The bigger they are...

Gordon and the Brownies bleat that the present economic shambles is not their fault, citing "global factors", implying "not me guv". Do not under any circumstances let them get away that assertion, it is the consequence of their labours over the past ten years.

Brown and his acolytes are all as guilty as sin of supporting and promoting the notion of economic growth based on the fairy money of improbably inflated house and land values, and the "partnership" of globalised financial markets and companies.

Do you recall those early days of the Blair regime when the same businesspeople that once feted Mrs Thatcher for sorting out Labour's previous shambles then flocked to support the Blair fraud (and contribute to the Labour Party), in return for the policy of "light regulation" that would allow the City to become a global financial hub?

Let's not forget one of Blair-Brown's other keystone economic policies over the past ten years is the unfettered immigration that helps keeps average wages down by flooding the economy with "cheap labour" (and likely Labour voters). With unemployment now about to lurch, there will be troubles ahead once there are no more of Gordon's "British Jobs for British People".

Yet the mass of the UK is probably still not feeling the pinch - thanks to the creation of millions of non-jobs, paid from fast depleting public funds, that will be amongst the very last to go.
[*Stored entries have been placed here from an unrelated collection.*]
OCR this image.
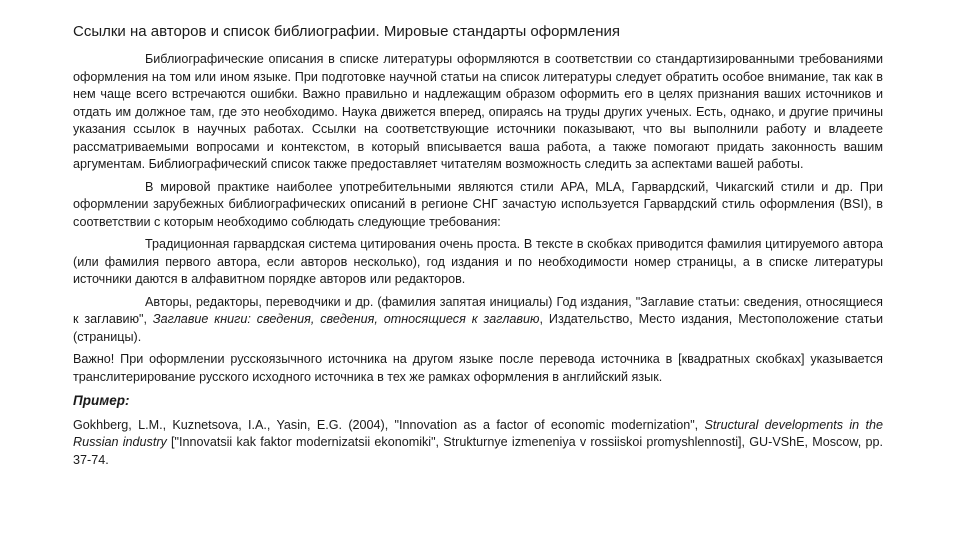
Ссылки на авторов и список библиографии. Мировые стандарты оформления

Библиографические описания в списке литературы оформляются в соответствии со стандартизированными требованиями оформления на том или ином языке. При подготовке научной статьи на список литературы следует обратить особое внимание, так как в нем чаще всего встречаются ошибки. Важно правильно и надлежащим образом оформить его в целях признания ваших источников и отдать им должное там, где это необходимо. Наука движется вперед, опираясь на труды других ученых. Есть, однако, и другие причины указания ссылок в научных работах. Ссылки на соответствующие источники показывают, что вы выполнили работу и владеете рассматриваемыми вопросами и контекстом, в который вписывается ваша работа, а также помогают придать законность вашим аргументам. Библиографический список также предоставляет читателям возможность следить за аспектами вашей работы.

В мировой практике наиболее употребительными являются стили APA, MLA, Гарвардский, Чикагский стили и др. При оформлении зарубежных библиографических описаний в регионе СНГ зачастую используется Гарвардский стиль оформления (BSI), в соответствии с которым необходимо соблюдать следующие требования:

Традиционная гарвардская система цитирования очень проста. В тексте в скобках приводится фамилия цитируемого автора (или фамилия первого автора, если авторов несколько), год издания и по необходимости номер страницы, а в списке литературы источники даются в алфавитном порядке авторов или редакторов.

Авторы, редакторы, переводчики и др. (фамилия запятая инициалы) Год издания, "Заглавие статьи: сведения, относящиеся к заглавию", Заглавие книги: сведения, сведения, относящиеся к заглавию, Издательство, Место издания, Местоположение статьи (страницы).

Важно! При оформлении русскоязычного источника на другом языке после перевода источника в [квадратных скобках] указывается транслитерирование русского исходного источника в тех же рамках оформления в английский язык.

Пример:

Gokhberg, L.M., Kuznetsova, I.A., Yasin, E.G. (2004), "Innovation as a factor of economic modernization", Structural developments in the Russian industry ["Innovatsii kak faktor modernizatsii ekonomiki", Strukturnye izmeneniya v rossiiskoi promyshlennosti], GU-VShE, Moscow, pp. 37-74.
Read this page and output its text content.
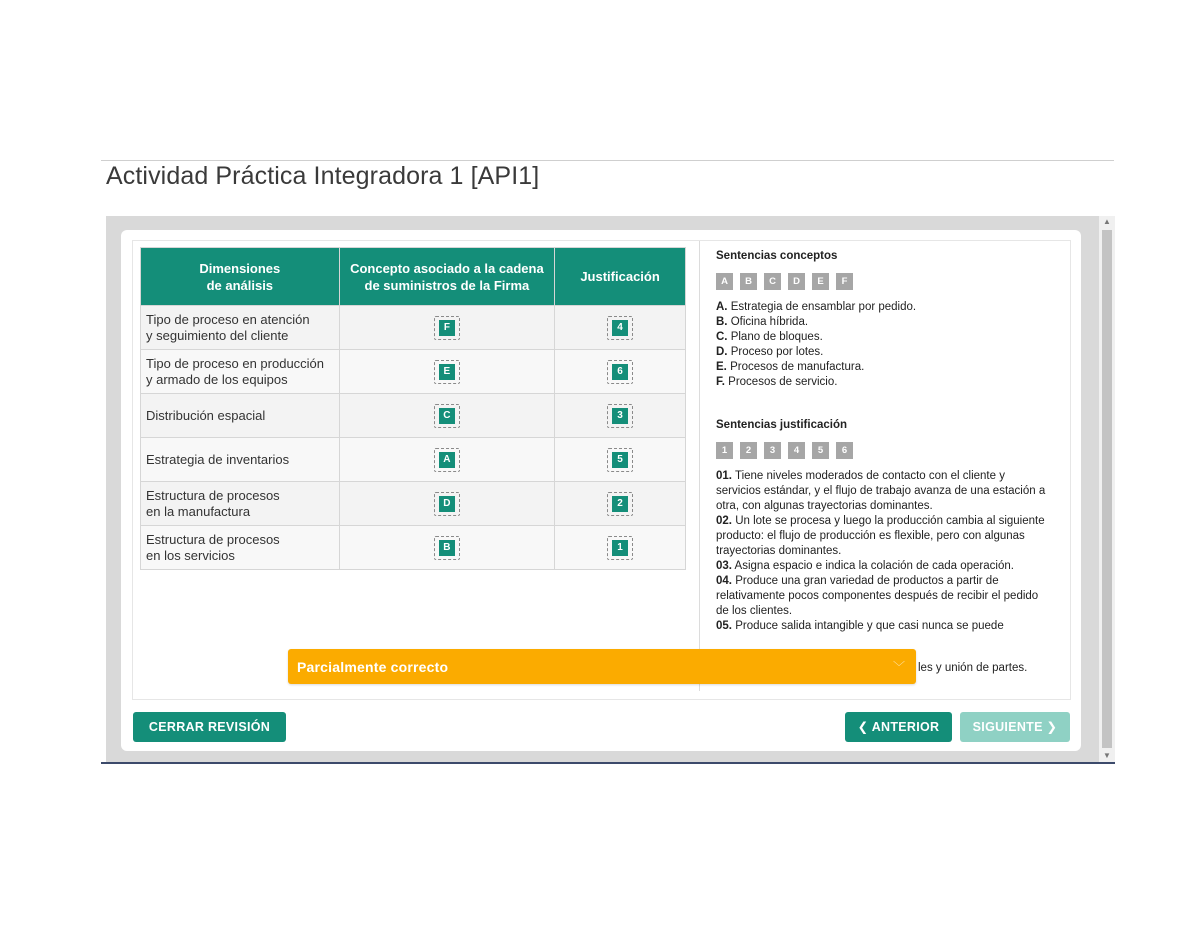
Actividad Práctica Integradora 1 [API1]
▲
▼
Dimensiones
de análisis	Concepto asociado a la cadena
de suministros de la Firma	Justificación
Tipo de proceso en atención
y seguimiento del cliente	F	4

Tipo de proceso en producción
y armado de los equipos	E	6

Distribución espacial	C	3

Estrategia de inventarios	A	5

Estructura de procesos
en la manufactura	D	2

Estructura de procesos
en los servicios	B	1
Sentencias conceptos
A	B	C	D	E	F
A. Estrategia de ensamblar por pedido.
B. Oficina híbrida.
C. Plano de bloques.
D. Proceso por lotes.
E. Procesos de manufactura.
F. Procesos de servicio.
Sentencias justificación
1	2	3	4	5	6
01. Tiene niveles moderados de contacto con el cliente y servicios estándar, y el flujo de trabajo avanza de una estación a otra, con algunas trayectorias dominantes.
02. Un lote se procesa y luego la producción cambia al siguiente producto: el flujo de producción es flexible, pero con algunas trayectorias dominantes.
03. Asigna espacio e indica la colación de cada operación.
04. Produce una gran variedad de productos a partir de relativamente pocos componentes después de recibir el pedido de los clientes.
05. Produce salida intangible y que casi nunca se puede
les y unión de partes.
Parcialmente correcto	﹀
CERRAR REVISIÓN	❮ ANTERIOR	SIGUIENTE ❯
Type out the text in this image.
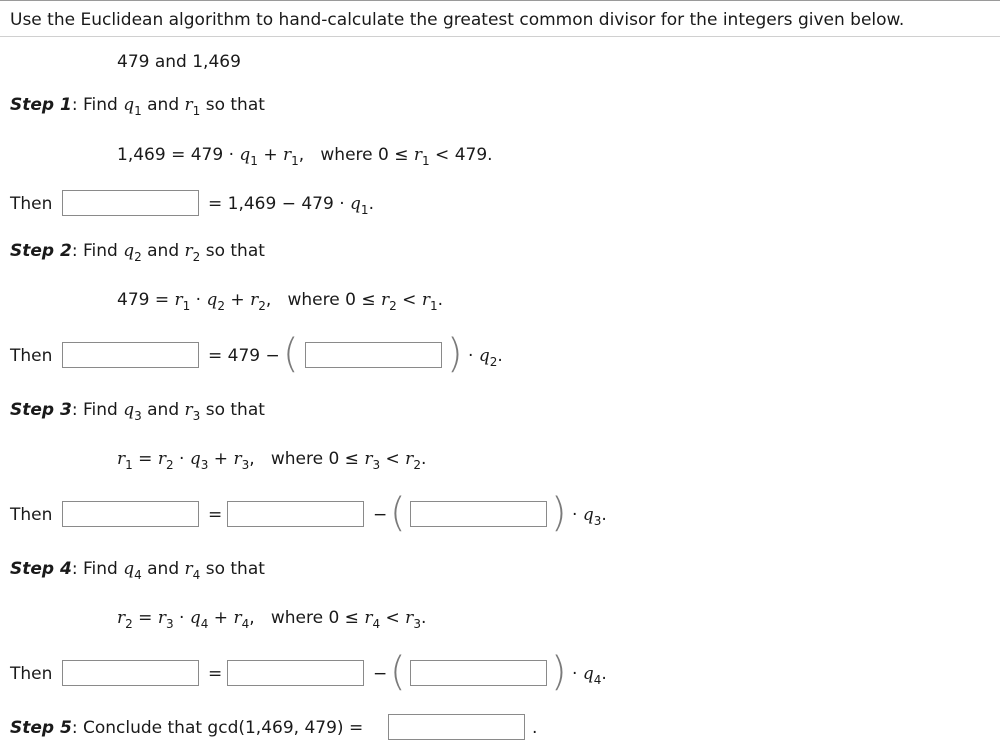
Use the Euclidean algorithm to hand-calculate the greatest common divisor for the integers given below.
479 and 1,469
Step 1: Find $q_1$ and $r_1$ so that
$1,469 = 479 \cdot q_1 + r_1$,   where $0 \le r_1 < 479$.
Then	= $1,469 - 479 \cdot q_1$.
Step 2: Find $q_2$ and $r_2$ so that
$479 = r_1 \cdot q_2 + r_2$,   where $0 \le r_2 < r_1$.
Then	= 479 − (	) · $q_2$.
Step 3: Find $q_3$ and $r_3$ so that
$r_1 = r_2 \cdot q_3 + r_3$,   where $0 \le r_3 < r_2$.
Then	=	− (	) · $q_3$.
Step 4: Find $q_4$ and $r_4$ so that
$r_2 = r_3 \cdot q_4 + r_4$,   where $0 \le r_4 < r_3$.
Then	=	− (	) · $q_4$.
Step 5: Conclude that gcd(1,469, 479) =	.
As TMP followers will know, this economic crisis is not a huge surprise to everyone; it was an inevitability given the poor quality of the politicians in control of stupid policies, and even worse execution. The Police and Health services have both had humongous additional cash thrown at them over recent times, but does anyone really think either has improved measurably?

And still no one has learned anything about scale and globalisation: the bigger they are, the harder they fall.

Instead of learning that there is strength in diversity, the present panic to consolidate teetering behemoths is doing the opposite, and creating even more vast institutions that they apparently have to be pseudo-nationalised in order to preserve any hope of financial stability. The chances of those institutions being returned to the private sector in the foreseeable future is virtually nil.

And what possible chance is there that any government could allow the proposed merged HBOS-Lloyds to fail? Everyone will assume that however badly run it might be, it will be saved in the same way that Northern Rock was saved, there is no choice.

The frustration for those of us that know better is that the internet has provided all the tools required to create a robust distributed economy, based on a network of small self-managed units. It's time consider the possibilities of de-globalising and splitting these unmanageable monsters into a number of much smaller autonomous units that could be allowed to go bust if run by the sort of impotent idiots we are watching emerging in their droves.